A la sortie du site, pas d’attrape-touriste ou autre marmotte en peluche qui siffle, en revanche une échoppe est associée au moulin. On y vend des produits locaux. Un quinquagénaire y dévore des yeux les fromages vache ou brebis. Son épouse le rappelle immédiatement à la raison : « N’y pense pas, c’est trop cher ». Les étiquettes affichent pourtant des tarifs raisonnables mais cette année plus que jamais, chacun surveille ses dépenses. Le couple de randonneur s’en va sans se retourner, Monsieur devra sans doute se contenter d’un bout de Comté ou de Cantal (pas très pyrénéen tout ça) acheté à la superette.

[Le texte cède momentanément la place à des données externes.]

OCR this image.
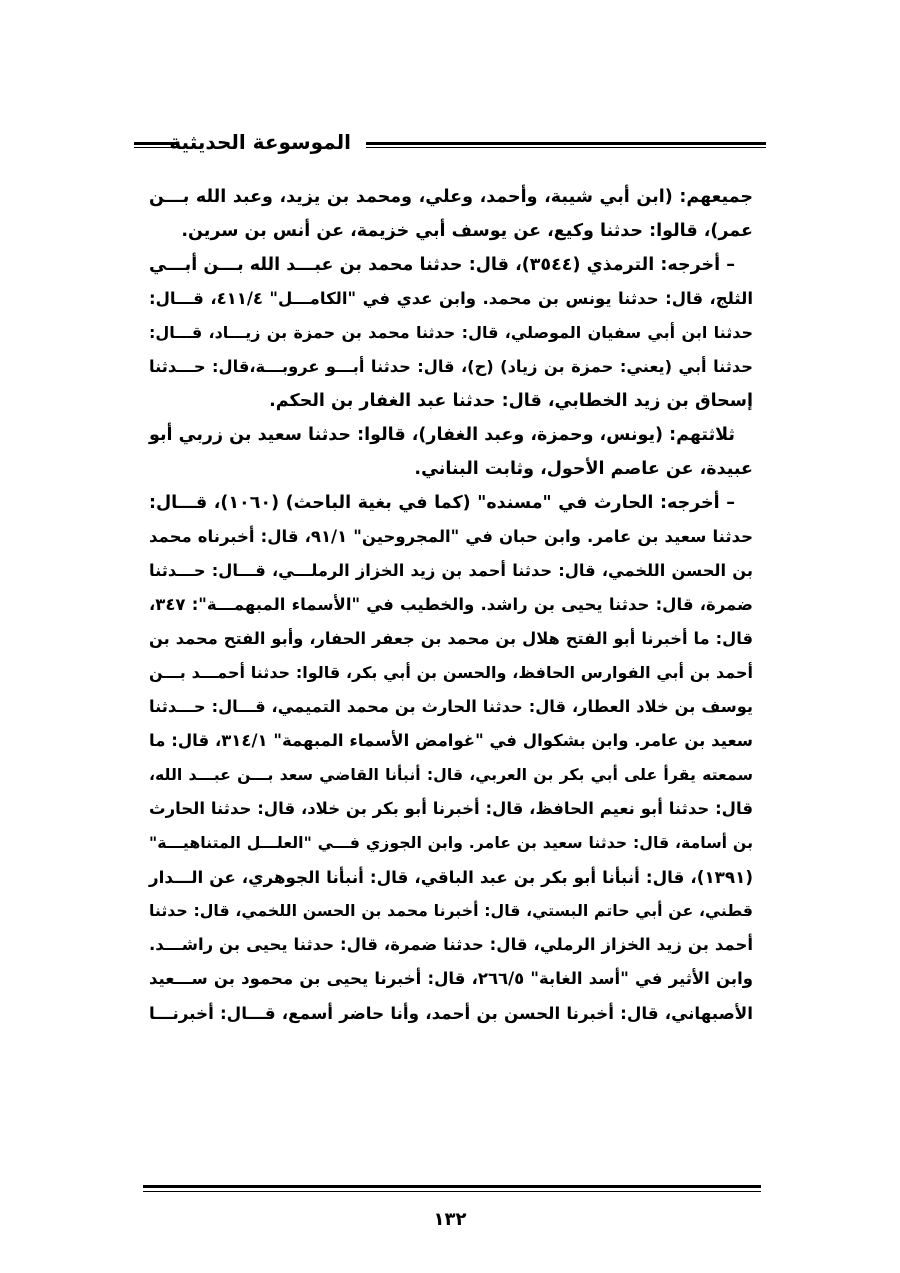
الموسوعة الحديثية
جميعهم: (ابن أبي شيبة، وأحمد، وعلي، ومحمد بن يزيد، وعبد الله بـــن
عمر)، قالوا: حدثنا وكيع، عن يوسف أبي خزيمة، عن أنس بن سرين.
– أخرجه: الترمذي (٣٥٤٤)، قال: حدثنا محمد بن عبـــد الله بـــن أبـــي
الثلج، قال: حدثنا يونس بن محمد. وابن عدي في "الكامـــل" ٤١١/٤، قـــال:
حدثنا ابن أبي سفيان الموصلي، قال: حدثنا محمد بن حمزة بن زيـــاد، قـــال:
حدثنا أبي (يعني: حمزة بن زياد) (ح)، قال: حدثنا أبـــو عروبـــة،قال: حـــدثنا
إسحاق بن زيد الخطابي، قال: حدثنا عبد الغفار بن الحكم.
ثلاثتهم: (يونس، وحمزة، وعبد الغفار)، قالوا: حدثنا سعيد بن زربي أبو
عبيدة، عن عاصم الأحول، وثابت البناني.
– أخرجه: الحارث في "مسنده" (كما في بغية الباحث) (١٠٦٠)، قـــال:
حدثنا سعيد بن عامر. وابن حبان في "المجروحين" ٩١/١، قال: أخبرناه محمد
بن الحسن اللخمي، قال: حدثنا أحمد بن زيد الخزاز الرملـــي، قـــال: حـــدثنا
ضمرة، قال: حدثنا يحيى بن راشد. والخطيب في "الأسماء المبهمـــة": ٣٤٧،
قال: ما أخبرنا أبو الفتح هلال بن محمد بن جعفر الحفار، وأبو الفتح محمد بن
أحمد بن أبي الفوارس الحافظ، والحسن بن أبي بكر، قالوا: حدثنا أحمـــد بـــن
يوسف بن خلاد العطار، قال: حدثنا الحارث بن محمد التميمي، قـــال: حـــدثنا
سعيد بن عامر. وابن بشكوال في "غوامض الأسماء المبهمة" ٣١٤/١، قال: ما
سمعته يقرأ على أبي بكر بن العربي، قال: أنبأنا القاضي سعد بـــن عبـــد الله،
قال: حدثنا أبو نعيم الحافظ، قال: أخبرنا أبو بكر بن خلاد، قال: حدثنا الحارث
بن أسامة، قال: حدثنا سعيد بن عامر. وابن الجوزي فـــي "العلـــل المتناهيـــة"
(١٣٩١)، قال: أنبأنا أبو بكر بن عبد الباقي، قال: أنبأنا الجوهري، عن الـــدار
قطني، عن أبي حاتم البستي، قال: أخبرنا محمد بن الحسن اللخمي، قال: حدثنا
أحمد بن زيد الخزاز الرملي، قال: حدثنا ضمرة، قال: حدثنا يحيى بن راشـــد.
وابن الأثير في "أسد الغابة" ٢٦٦/٥، قال: أخبرنا يحيى بن محمود بن ســـعيد
الأصبهاني، قال: أخبرنا الحسن بن أحمد، وأنا حاضر أسمع، قـــال: أخبرنـــا
١٣٢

Cette dernière ne désemplit pas. Enseigne de grande distribution associée à la montagne, elle accompagne ses clients tout au long de l’année. Les prix affichés en rayon sont toutefois loin de ceux exposés dans les hyper de la même marque. De toute façon, autochtone ou vacancier, personne n’a le choix, dans le village il n’y pas d’autre épicerie donc pas de cas de conscience à avoir si vous vouliez faire travailler le commerce local. Une seule chance pour se rattraper « le mini-marché » artisanal, une fois par semaine en fin d’après-midi, sur la place de l’office de tourisme. Sympathique mais pas de quoi nourrir son randonneur à la semaine.
Commerces toujours, à 20 kilomètres de là, la grande avenue qui mène aux thermes de Luchon, charrie sa foule habituelle en cette fin juillet. Les badauds pénètrent toutefois peu dans les boutiques, qui, pour certaines, ont étendu la période des soldes pour écouler quelques fins de séries aux clients de passage. Les terrasses de café, en revanche, font le plein en cette fin de matinée contrairement aux restaurants qui peinent à faire leurs chiffres des grandes saisons, et ce n’est certainement pas la faute aux régimes imposés aux curistes. Désormais, chacun se serre la ceinture pour d’autres raisons que l’entretien de sa ligne.
Retour en vallée du Louron, la nuit tombe sur Loudenvielle et avec elle, une légère brume qui rase et parfois engloutit les sommets environnants. Les lumières commencent à s’allumer dans les résidences mais nombre d’appartements restent dans l’obscurité. « Cette année, c’est difficile » me confie une responsable d’agence immobilière. « Les propriétaires préfèrent ne pas louer du tout que baisser les prix ou d’accueillir une famille pour deux ou trois jours plutôt qu’une semaine voire une quinzaine ». Dans la maison voisine de la mienne, résonnent des cris de nombreux enfants : la bâtisse a été louée par trois familles en même temps. A 800 euros la semaine, c’est plus économique mais aussi plus chaleureux.